Alibaba Cloud’s Model Studio provides access to its Qwen family of foundation models and other third-party models and a suite of tools to speed up training and deployment of large language models

Alibaba Cloud has launched an artificial intelligence (AI) model studio that provides access to foundation models and model training tools to speed up deployment of large language models (LLMs).

The models available through the Alibaba Cloud Model Studio includes the company’s Qwen models, including the Qwen-72B and Qwen-1.8B, the 72-billion-parameter and 1.8-billion-parameter versions of its proprietary foundation model, Tongyi Qianwen, as well as third-party and industry-specific models.

Speaking to Computer Weekly on the sidelines of a recent Alibaba Cloud event in Singapore, Guo Dongliang, vice-president for product and solution at Alibaba Cloud International, said Model Studio marks an effort by Alibaba Cloud to help customers avoid the challenges that come with building and deploying LLMs.

“We’ve gone through the tough journey of using and building models for ourselves and have overcome lots of technical obstacles,” he said. “Our customers may have to go through the same journey and to help them to avoid that, we’ve embedded all our experience into our products.”

Guo said Model Studio is aimed at large enterprises that have strict security and privacy requirements, and would like to run and manage LLMs in a controlled environment. With Model Studio, they can monitor and identify risky content, and filter or block undesirable information based on responsible AI principles.

Organisations can also train foundation models in Model Studio by creating, labelling and managing training datasets, customise model training with adjustable parameters, as well as evaluate and deploy foundation models easily.

To assuage the security concerns of customers, Guo said Alibaba Cloud has built guardrails into all its products. For example, he said, outputs from LLMs are subject to security policies and aligned with the company’s ethics guidelines.
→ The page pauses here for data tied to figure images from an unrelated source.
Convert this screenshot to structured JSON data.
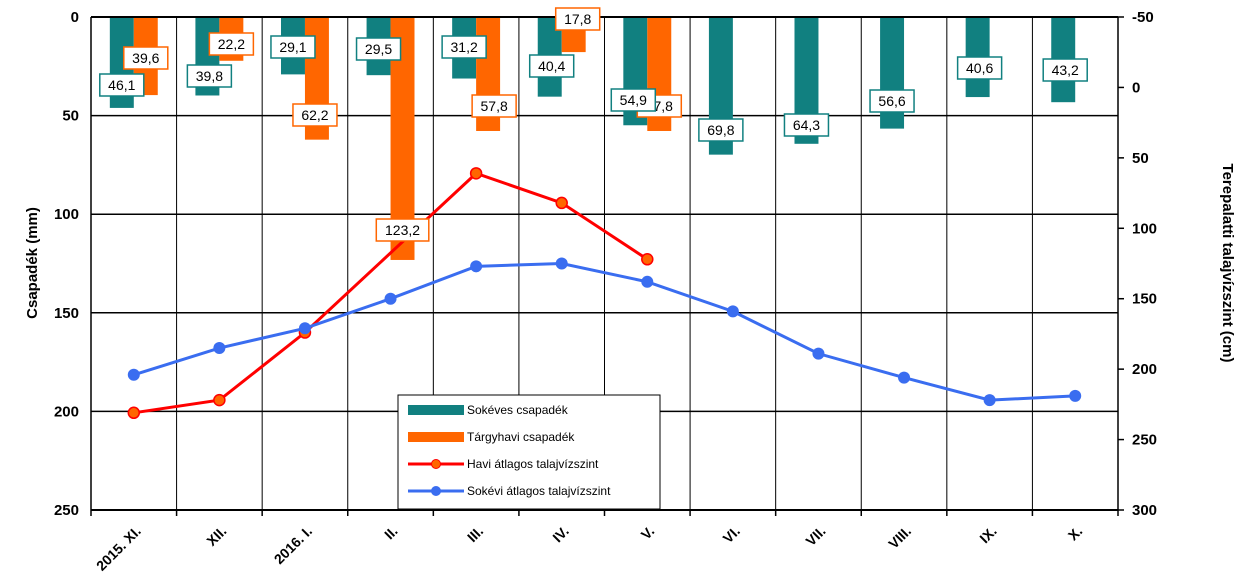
{
  "chart_data": {
    "type": "bar",
    "categories": [
      "2015. XI.",
      "XII.",
      "2016. I.",
      "II.",
      "III.",
      "IV.",
      "V.",
      "VI.",
      "VII.",
      "VIII.",
      "IX.",
      "X."
    ],
    "ylabel": "Csapadék (mm)",
    "y2label": "Terepalatti talajvízszint (cm)",
    "ylim": [
      0,
      250
    ],
    "y2lim": [
      -50,
      300
    ],
    "y_ticks": [
      "0",
      "50",
      "100",
      "150",
      "200",
      "250"
    ],
    "y2_ticks": [
      "-50",
      "0",
      "50",
      "100",
      "150",
      "200",
      "250",
      "300"
    ],
    "y_inverted": true,
    "y2_inverted": true,
    "grid": true,
    "legend_position": "bottom-center",
    "series": [
      {
        "name": "Sokéves csapadék",
        "type": "bar",
        "axis": "left",
        "color": "#118080",
        "values": [
          46.1,
          39.8,
          29.1,
          29.5,
          31.2,
          40.4,
          54.9,
          69.8,
          64.3,
          56.6,
          40.6,
          43.2
        ],
        "labels": [
          "46,1",
          "39,8",
          "29,1",
          "29,5",
          "31,2",
          "40,4",
          "54,9",
          "69,8",
          "64,3",
          "56,6",
          "40,6",
          "43,2"
        ]
      },
      {
        "name": "Tárgyhavi csapadék",
        "type": "bar",
        "axis": "left",
        "color": "#ff6600",
        "values": [
          39.6,
          22.2,
          62.2,
          123.2,
          57.8,
          17.8,
          57.8,
          null,
          null,
          null,
          null,
          null
        ],
        "labels": [
          "39,6",
          "22,2",
          "62,2",
          "123,2",
          "57,8",
          "17,8",
          "57,8",
          null,
          null,
          null,
          null,
          null
        ]
      },
      {
        "name": "Havi átlagos talajvízszint",
        "type": "line",
        "axis": "right",
        "color": "#ff0000",
        "marker_color": "#ff6600",
        "values": [
          231,
          222,
          174,
          null,
          61,
          82,
          122,
          null,
          null,
          null,
          null,
          null
        ]
      },
      {
        "name": "Sokévi átlagos talajvízszint",
        "type": "line",
        "axis": "right",
        "color": "#3a6df0",
        "values": [
          204,
          185,
          171,
          150,
          127,
          125,
          138,
          159,
          189,
          206,
          222,
          219
        ]
      }
    ]
  }
}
“We also make sure that customer data is within the control of our customers and this not just for GenAI but also for Alibaba Cloud as a whole. We will continue to do so for Model Studio and other future products as well,” he added.
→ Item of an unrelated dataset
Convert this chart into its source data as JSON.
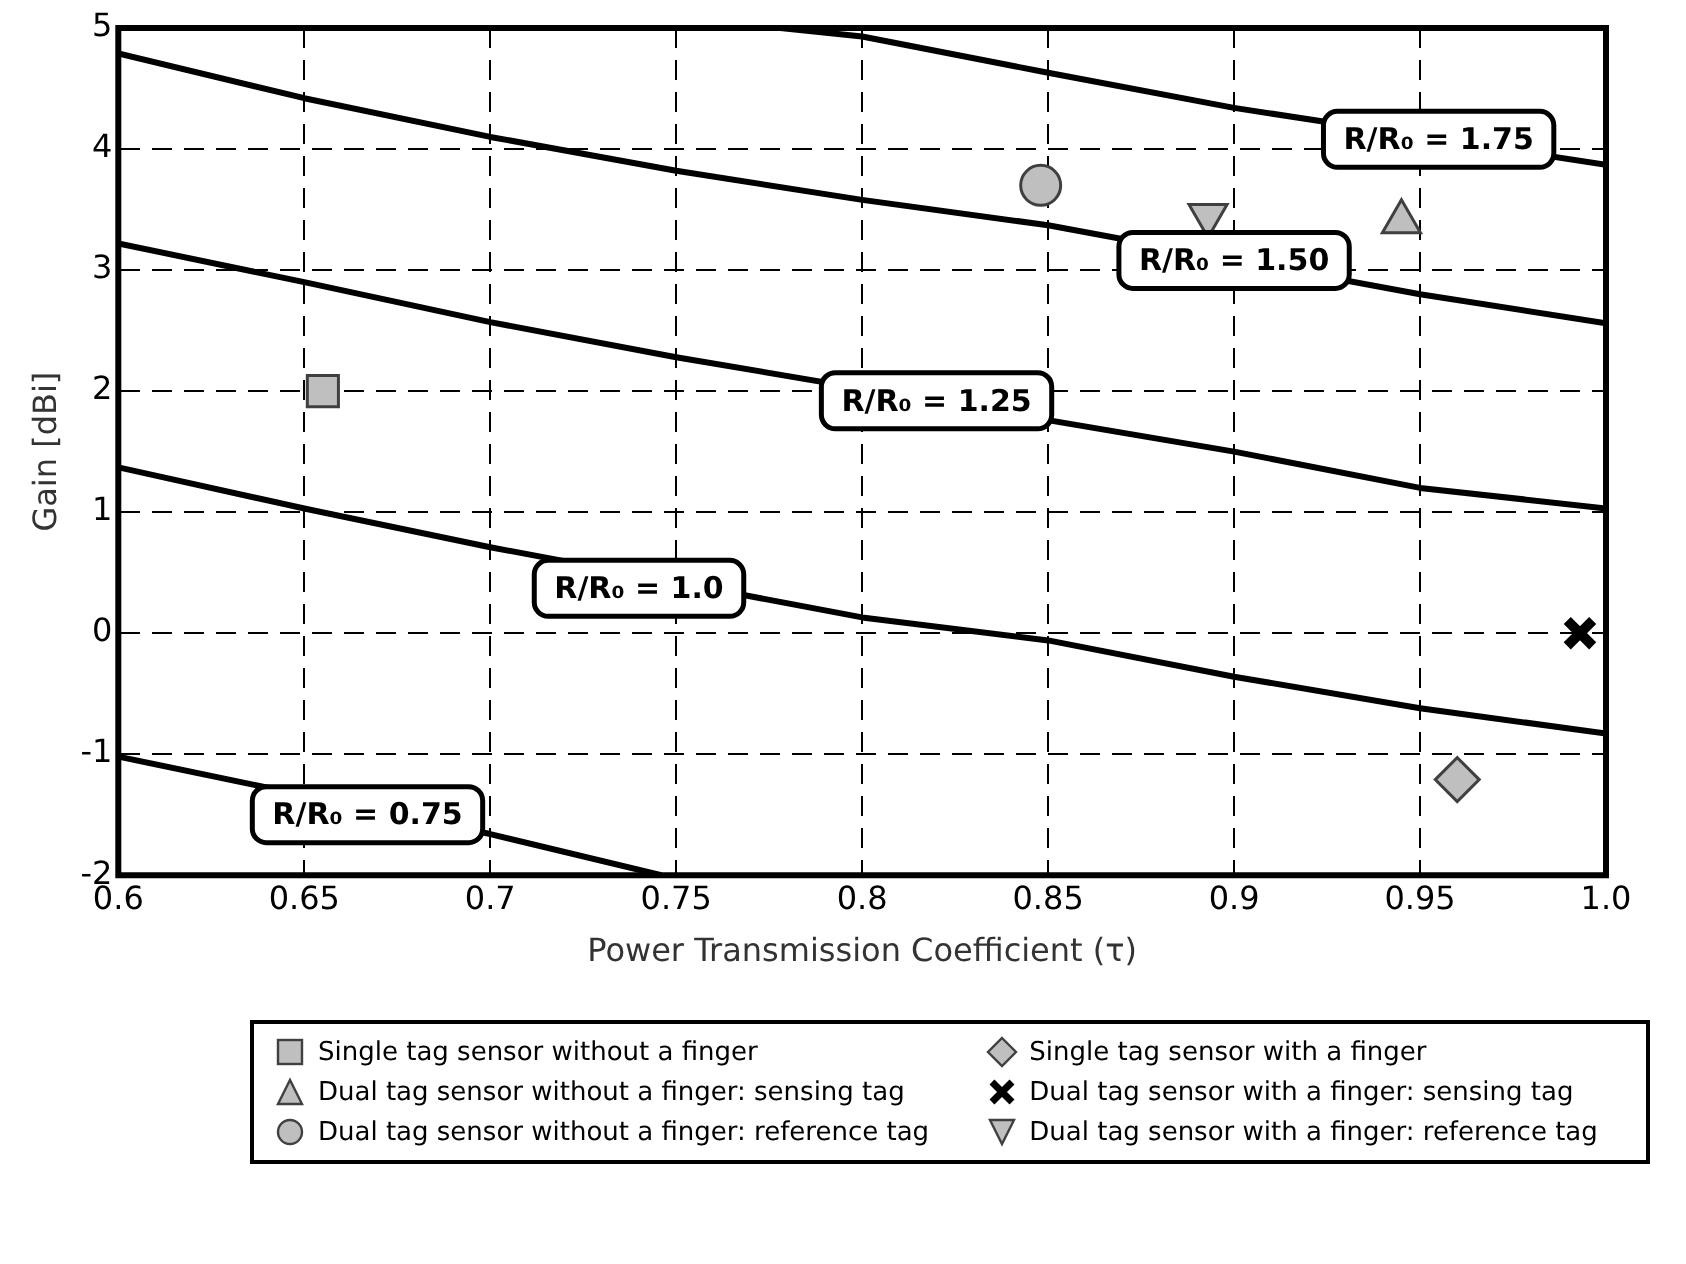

As the first global hyperscaler to establish local datacentres in key emerging Southeast Asian markets such as Malaysia and Indonesia, Alibaba Cloud has also built a family of LLMs catered to local languages such as Bahasa Indonesia.
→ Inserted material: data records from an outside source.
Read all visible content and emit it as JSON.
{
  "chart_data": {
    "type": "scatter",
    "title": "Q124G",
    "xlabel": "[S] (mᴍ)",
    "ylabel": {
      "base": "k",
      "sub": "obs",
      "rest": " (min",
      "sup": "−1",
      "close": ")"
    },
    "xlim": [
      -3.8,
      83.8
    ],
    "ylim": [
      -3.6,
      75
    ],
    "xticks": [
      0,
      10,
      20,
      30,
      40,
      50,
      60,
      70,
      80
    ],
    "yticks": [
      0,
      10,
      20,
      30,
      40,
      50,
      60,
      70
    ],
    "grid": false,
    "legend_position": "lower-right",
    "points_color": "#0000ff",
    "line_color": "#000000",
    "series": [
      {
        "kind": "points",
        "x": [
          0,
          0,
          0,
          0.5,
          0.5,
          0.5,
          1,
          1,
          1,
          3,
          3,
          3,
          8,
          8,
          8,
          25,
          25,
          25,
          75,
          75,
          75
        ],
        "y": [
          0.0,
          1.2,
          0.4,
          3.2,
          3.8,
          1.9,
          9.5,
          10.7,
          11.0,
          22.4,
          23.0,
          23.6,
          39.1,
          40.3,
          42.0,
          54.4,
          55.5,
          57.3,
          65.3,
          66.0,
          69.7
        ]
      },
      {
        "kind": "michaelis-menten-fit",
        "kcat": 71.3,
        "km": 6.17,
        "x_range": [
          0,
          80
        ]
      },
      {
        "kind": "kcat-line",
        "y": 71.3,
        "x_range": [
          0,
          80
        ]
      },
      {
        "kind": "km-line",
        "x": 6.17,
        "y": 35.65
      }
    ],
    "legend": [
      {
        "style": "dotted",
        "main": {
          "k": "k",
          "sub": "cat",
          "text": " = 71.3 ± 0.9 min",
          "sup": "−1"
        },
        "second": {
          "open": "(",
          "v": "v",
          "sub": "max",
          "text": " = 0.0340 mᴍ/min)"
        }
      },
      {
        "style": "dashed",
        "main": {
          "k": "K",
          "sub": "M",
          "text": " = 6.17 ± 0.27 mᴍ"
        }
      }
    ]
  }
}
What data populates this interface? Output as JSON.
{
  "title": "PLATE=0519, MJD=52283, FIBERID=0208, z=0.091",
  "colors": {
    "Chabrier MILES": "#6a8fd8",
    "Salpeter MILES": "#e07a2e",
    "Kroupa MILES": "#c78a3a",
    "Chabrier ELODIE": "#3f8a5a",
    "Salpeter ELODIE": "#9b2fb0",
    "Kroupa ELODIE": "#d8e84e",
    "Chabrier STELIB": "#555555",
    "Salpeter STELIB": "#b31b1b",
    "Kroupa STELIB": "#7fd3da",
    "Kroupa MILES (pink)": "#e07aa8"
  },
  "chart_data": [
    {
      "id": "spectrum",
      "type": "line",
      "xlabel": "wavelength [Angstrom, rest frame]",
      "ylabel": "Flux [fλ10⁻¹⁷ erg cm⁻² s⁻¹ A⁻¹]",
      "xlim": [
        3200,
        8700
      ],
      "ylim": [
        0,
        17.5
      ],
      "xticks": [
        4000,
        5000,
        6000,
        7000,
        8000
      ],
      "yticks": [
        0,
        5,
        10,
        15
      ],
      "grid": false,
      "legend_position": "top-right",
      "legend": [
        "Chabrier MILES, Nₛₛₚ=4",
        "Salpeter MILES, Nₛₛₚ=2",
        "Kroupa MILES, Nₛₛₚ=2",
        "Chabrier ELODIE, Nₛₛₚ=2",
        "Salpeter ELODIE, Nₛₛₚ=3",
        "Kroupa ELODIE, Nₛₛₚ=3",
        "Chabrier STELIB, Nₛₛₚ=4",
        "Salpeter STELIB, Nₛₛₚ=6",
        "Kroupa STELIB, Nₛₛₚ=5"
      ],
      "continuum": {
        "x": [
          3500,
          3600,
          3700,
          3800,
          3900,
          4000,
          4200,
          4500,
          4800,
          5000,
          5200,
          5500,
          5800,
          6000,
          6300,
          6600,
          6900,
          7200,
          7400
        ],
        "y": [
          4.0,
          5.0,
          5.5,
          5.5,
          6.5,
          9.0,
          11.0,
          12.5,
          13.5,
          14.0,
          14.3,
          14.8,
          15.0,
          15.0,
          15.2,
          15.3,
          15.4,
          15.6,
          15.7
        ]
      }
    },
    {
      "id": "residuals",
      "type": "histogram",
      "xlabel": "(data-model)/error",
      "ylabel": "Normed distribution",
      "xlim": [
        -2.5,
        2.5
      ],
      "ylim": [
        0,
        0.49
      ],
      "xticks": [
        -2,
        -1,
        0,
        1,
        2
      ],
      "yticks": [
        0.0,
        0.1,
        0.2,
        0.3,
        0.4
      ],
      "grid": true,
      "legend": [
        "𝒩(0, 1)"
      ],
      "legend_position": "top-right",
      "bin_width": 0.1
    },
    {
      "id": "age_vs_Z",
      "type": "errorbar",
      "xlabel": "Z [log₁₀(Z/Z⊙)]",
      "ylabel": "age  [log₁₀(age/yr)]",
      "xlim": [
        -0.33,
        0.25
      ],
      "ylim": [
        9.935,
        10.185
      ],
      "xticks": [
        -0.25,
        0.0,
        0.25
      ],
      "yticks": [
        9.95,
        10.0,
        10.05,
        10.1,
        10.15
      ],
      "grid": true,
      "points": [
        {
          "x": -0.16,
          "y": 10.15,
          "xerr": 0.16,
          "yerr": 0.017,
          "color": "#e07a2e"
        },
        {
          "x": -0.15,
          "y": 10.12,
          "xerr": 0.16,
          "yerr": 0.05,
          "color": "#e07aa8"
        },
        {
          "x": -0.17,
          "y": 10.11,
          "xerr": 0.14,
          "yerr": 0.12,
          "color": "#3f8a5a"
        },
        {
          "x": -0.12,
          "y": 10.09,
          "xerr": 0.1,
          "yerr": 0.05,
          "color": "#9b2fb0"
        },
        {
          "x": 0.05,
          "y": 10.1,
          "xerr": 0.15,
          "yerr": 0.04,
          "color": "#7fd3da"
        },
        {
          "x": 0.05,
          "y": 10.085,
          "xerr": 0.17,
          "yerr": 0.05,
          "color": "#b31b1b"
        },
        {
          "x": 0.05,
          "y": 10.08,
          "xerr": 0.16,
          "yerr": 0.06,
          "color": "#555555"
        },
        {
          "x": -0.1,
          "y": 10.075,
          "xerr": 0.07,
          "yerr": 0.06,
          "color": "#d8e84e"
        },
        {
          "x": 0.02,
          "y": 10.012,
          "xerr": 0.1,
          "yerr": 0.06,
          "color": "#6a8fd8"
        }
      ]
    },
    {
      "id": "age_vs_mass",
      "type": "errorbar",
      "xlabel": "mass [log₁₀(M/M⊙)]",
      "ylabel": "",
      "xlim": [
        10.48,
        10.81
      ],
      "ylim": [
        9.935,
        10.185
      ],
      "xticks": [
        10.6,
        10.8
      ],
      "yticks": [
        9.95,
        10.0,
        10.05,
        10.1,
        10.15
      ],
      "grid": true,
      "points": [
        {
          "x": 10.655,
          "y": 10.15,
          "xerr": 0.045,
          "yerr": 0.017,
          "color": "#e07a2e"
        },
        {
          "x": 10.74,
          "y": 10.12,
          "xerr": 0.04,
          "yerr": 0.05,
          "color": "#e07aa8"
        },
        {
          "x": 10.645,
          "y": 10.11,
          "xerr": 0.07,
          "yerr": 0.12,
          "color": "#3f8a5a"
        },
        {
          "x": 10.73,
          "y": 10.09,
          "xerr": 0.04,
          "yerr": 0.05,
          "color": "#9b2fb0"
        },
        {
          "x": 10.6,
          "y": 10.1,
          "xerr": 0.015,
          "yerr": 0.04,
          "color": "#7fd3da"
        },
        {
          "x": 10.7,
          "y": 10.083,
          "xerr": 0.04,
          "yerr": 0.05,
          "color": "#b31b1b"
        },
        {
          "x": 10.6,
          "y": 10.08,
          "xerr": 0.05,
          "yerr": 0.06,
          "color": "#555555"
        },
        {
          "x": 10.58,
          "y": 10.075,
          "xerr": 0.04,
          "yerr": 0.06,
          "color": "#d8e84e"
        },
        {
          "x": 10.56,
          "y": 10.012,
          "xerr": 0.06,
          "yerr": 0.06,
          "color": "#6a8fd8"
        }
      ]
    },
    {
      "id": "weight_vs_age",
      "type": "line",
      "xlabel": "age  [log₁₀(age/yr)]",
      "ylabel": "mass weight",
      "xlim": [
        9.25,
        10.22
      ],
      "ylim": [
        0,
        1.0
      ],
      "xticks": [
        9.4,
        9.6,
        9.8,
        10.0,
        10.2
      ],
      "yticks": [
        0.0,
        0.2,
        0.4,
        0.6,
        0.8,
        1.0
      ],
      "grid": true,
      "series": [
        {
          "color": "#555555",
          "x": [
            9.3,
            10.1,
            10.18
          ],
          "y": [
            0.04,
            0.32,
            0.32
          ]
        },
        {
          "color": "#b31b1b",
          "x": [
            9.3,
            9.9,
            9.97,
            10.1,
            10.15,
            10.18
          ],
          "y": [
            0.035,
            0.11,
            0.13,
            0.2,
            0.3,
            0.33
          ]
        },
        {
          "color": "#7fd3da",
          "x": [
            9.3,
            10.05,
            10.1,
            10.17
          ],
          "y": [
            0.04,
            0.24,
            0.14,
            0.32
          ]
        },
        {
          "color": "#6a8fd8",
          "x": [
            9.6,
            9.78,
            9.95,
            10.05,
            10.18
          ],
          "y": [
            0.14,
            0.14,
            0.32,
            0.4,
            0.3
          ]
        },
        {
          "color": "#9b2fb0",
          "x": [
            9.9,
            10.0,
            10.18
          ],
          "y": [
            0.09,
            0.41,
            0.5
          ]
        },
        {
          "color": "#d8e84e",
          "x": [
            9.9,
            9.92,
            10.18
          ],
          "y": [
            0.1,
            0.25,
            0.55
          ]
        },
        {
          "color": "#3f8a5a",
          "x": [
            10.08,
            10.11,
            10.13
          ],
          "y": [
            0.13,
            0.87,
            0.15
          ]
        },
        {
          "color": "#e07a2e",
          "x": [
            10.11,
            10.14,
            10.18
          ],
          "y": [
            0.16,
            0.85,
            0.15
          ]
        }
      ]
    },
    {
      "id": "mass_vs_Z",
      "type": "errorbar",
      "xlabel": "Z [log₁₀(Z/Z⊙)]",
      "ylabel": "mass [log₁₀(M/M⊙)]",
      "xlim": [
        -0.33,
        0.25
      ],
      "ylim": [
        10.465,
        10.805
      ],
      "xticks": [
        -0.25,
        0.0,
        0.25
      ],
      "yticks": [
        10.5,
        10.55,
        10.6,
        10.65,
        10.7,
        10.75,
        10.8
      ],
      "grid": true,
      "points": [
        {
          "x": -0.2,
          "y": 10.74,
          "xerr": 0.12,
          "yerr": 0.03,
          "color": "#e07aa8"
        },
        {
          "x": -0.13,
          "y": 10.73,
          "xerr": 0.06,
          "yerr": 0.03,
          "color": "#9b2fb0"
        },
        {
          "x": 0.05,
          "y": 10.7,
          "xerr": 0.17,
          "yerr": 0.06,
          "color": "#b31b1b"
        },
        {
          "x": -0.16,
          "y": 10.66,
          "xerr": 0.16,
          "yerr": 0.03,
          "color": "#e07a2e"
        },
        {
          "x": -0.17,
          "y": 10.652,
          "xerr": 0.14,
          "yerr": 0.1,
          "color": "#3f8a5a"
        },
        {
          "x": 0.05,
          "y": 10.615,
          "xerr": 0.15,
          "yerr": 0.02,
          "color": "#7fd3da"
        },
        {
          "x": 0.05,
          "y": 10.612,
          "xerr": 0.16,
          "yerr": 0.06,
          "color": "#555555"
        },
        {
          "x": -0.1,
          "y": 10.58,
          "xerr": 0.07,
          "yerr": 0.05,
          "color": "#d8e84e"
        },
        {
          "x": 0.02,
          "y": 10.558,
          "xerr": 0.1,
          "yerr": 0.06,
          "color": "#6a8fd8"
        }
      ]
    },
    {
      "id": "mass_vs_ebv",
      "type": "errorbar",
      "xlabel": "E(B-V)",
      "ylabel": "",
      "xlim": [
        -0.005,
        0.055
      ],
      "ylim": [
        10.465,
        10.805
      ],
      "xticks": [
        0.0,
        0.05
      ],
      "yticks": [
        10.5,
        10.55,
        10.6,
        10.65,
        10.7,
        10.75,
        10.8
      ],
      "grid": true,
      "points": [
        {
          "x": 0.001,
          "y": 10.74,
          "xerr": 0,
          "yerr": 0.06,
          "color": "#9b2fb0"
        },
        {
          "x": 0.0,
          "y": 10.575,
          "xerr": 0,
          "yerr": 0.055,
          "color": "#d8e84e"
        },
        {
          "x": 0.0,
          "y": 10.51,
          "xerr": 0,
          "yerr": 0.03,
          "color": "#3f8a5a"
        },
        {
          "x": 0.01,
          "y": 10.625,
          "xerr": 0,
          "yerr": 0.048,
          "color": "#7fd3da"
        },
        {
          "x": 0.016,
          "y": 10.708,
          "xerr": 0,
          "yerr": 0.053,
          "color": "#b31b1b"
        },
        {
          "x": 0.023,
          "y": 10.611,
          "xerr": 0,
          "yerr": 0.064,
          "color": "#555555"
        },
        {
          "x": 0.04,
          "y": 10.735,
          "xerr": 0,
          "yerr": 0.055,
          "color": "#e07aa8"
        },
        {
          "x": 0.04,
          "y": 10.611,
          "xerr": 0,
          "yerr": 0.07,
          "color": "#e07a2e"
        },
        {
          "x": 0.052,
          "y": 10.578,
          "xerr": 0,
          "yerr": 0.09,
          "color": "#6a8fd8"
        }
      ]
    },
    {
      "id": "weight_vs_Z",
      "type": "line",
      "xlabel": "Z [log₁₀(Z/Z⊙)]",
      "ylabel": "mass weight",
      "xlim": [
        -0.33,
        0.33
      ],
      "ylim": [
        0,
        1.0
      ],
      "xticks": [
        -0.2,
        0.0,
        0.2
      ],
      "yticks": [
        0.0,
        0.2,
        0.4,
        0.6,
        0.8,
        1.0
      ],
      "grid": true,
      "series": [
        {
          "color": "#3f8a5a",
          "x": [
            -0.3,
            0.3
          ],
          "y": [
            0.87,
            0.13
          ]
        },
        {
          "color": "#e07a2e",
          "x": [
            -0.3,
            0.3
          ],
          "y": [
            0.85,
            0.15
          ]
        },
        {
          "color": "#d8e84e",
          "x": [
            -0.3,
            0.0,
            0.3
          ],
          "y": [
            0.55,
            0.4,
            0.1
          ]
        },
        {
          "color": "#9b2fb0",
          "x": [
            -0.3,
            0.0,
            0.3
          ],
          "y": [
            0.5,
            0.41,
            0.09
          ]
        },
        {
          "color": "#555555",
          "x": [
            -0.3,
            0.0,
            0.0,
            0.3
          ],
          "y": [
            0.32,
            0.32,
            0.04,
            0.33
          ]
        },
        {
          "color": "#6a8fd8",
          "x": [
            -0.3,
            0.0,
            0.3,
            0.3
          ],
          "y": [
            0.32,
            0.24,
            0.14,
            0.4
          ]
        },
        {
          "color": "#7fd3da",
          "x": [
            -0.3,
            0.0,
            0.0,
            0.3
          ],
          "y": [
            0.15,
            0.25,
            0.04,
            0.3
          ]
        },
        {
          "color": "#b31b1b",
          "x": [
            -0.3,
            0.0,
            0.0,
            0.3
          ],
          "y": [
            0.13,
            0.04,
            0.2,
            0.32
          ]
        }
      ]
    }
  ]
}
Dubbed SeaLLMs, the models, which were built on Meta’s Llama 2, were designed to cater to the linguistic diversity of Southeast Asia, enabling businesses to leverage chatbots that not only comprehend, but also reflect the social norms, customs, stylistic preferences and legal considerations in the region.

However, Guo revealed that Alibaba Cloud’s Qwen model, which was trained from scratch using data that adheres to laws and compliance requirements, will be a more powerful foundation model for Southeast Asia for local languages, noting that a Japanese partner had trained it on the Japanese language to deliver better performance than Llama 2.

Selina Yuan, president of Alibaba Cloud’s international business, expects the surge in demand for AI capabilities to fuel the company’s growth in 2024. “With our tremendous capacity in cloud computing and LLMs, we expect to serve more customers in local markets,” she said.